By Martin H. Bosworth
ConsumerAffairs.com
April 13, 2006
Fewer bank customers are adopting Web for their business and a desire for better security may be one of the reasons, recent surveys find.
The growth of bank customers performing transactions online grew by only 3.1 percent in the fourth quarter of 2005, the lowest sequential growth in three years, according to a study from consumer behavior researcher ComScore Networks.
The year-to-year growth of online banking was 40 million customers in 2005, a 27 percent increase from 2004, according to the study, but the sequential numbers still represented a decrease.
Another study conducted by financial security firm Entrust found that 18 percent of respondents polled had moved away from online banking as a result of fears of fraud and identity theft.
The Entrust poll, conducted in 2005, found that 94 percent of respondents were willing to utilize extra security measures when using their online accounts.
A survey conducted by the RSA Security firm that found 60 percent of respondents wanted their banks to notify them when irregularities popped up on their accounts, and 90 percent wanted their banks to monitor their online banking transactions as closely as they do credit card purchases.
In the ComScore study, 23 percent said that increased security was their prime reason for switching to online banking, but free offers and products were the chief reason for 33 percent of the respondents to do so.
The Entrust study found that 81 percent of consumers polled did not want to pay extra fees for security improvements, feeling that banks have adequate resources to improve their systems without charging their customers more money.
The study found that online bill paying experienced an uptick, with nearly 25 percent of bank customers paying their bills from their bank accounts via the Web.
Bank of America topped the list, with 5.1 million customers using its online bill paying system in the fourth quarter of 2005, nearly half of all customers using online payment systems with their banks.
Bank of America also topped the charts for overall online banking growth in 2005, with 15 million subscribers. Cardweb.com reported the Charlotte, NC-based banking behemoth experienced a 69% increase in signups and sales through its Web site, and earned substantial gains from its purchase of MBNA.
But the company also experienced many egregious security breaches and data thefts in 2005, starting with the loss of data tapes containing information on thousands of the bank's federal clients.
Employees at Bank of America and Wachovia participated in a scheme to sell customer data to collection agents, putting as many as 500,000 accounts at risk.
Bank of America is one of the many financial institutions wrestling with implementing new security measures for online transactions in response to a mandate from the Federal Deposit Insurance Corporation.

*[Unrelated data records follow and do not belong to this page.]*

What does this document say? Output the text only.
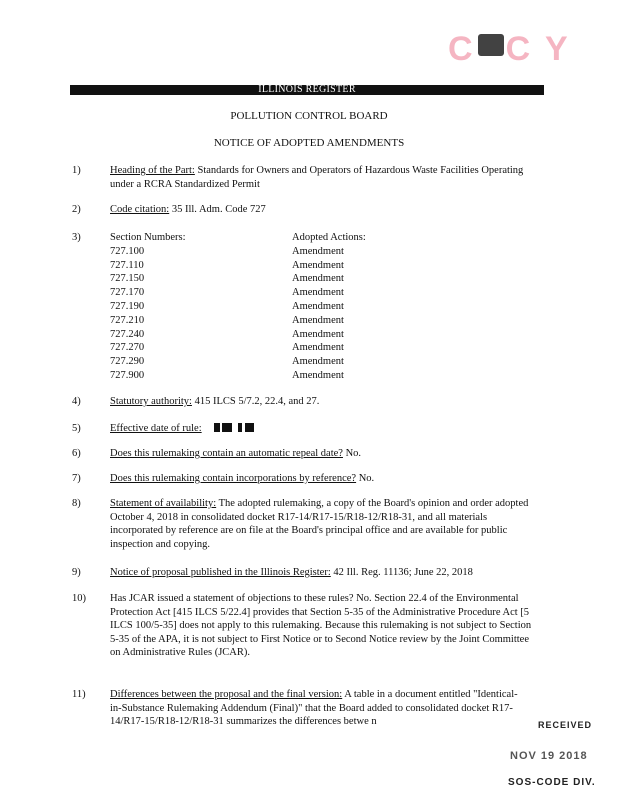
C C Y
ILLINOIS REGISTER
POLLUTION CONTROL BOARD
NOTICE OF ADOPTED AMENDMENTS
1)	Heading of the Part: Standards for Owners and Operators of Hazardous Waste Facilities Operating under a RCRA Standardized Permit
2)	Code citation: 35 Ill. Adm. Code 727
3)	Section Numbers:	Adopted Actions:
727.100	Amendment
727.110	Amendment
727.150	Amendment
727.170	Amendment
727.190	Amendment
727.210	Amendment
727.240	Amendment
727.270	Amendment
727.290	Amendment
727.900	Amendment
4)	Statutory authority: 415 ILCS 5/7.2, 22.4, and 27.
5)	Effective date of rule:
6)	Does this rulemaking contain an automatic repeal date? No.
7)	Does this rulemaking contain incorporations by reference? No.
8)	Statement of availability: The adopted rulemaking, a copy of the Board's opinion and order adopted October 4, 2018 in consolidated docket R17-14/R17-15/R18-12/R18-31, and all materials incorporated by reference are on file at the Board's principal office and are available for public inspection and copying.
9)	Notice of proposal published in the Illinois Register: 42 Ill. Reg. 11136; June 22, 2018
10) Has JCAR issued a statement of objections to these rules? No. Section 22.4 of the Environmental Protection Act [415 ILCS 5/22.4] provides that Section 5-35 of the Administrative Procedure Act [5 ILCS 100/5-35] does not apply to this rulemaking. Because this rulemaking is not subject to Section 5-35 of the APA, it is not subject to First Notice or to Second Notice review by the Joint Committee on Administrative Rules (JCAR).
11) Differences between the proposal and the final version: A table in a document entitled "Identical-in-Substance Rulemaking Addendum (Final)" that the Board added to consolidated docket R17-14/R17-15/R18-12/R18-31 summarizes the differences betwe n	RECEIVED
NOV 19 2018
SOS-CODE DIV.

The FDIC, concerned about the prevalence of bank-based identity theft and fraud cases, gave banks until the end of 2006 to improve their online security.
As the FDIC did not endorse any specific method for improving the safety of online transactions, banks are trying a number of different approaches, including verification "site keys," where the customer types in a series of specific characters to validate their account and prevent automatic logins. Other methods include physical "tokens," biometric readers, and specific authentication questions
Online verification systems, no matter how complex, don't address issues of physical theft or misplacing of unsecured information.
In addition to its loss of data tapes, Bank of America was one of the many companies that recently lost laptops containing data on its customers, in this case users of the discontinued "Visa Buxx" prepaid spending cards.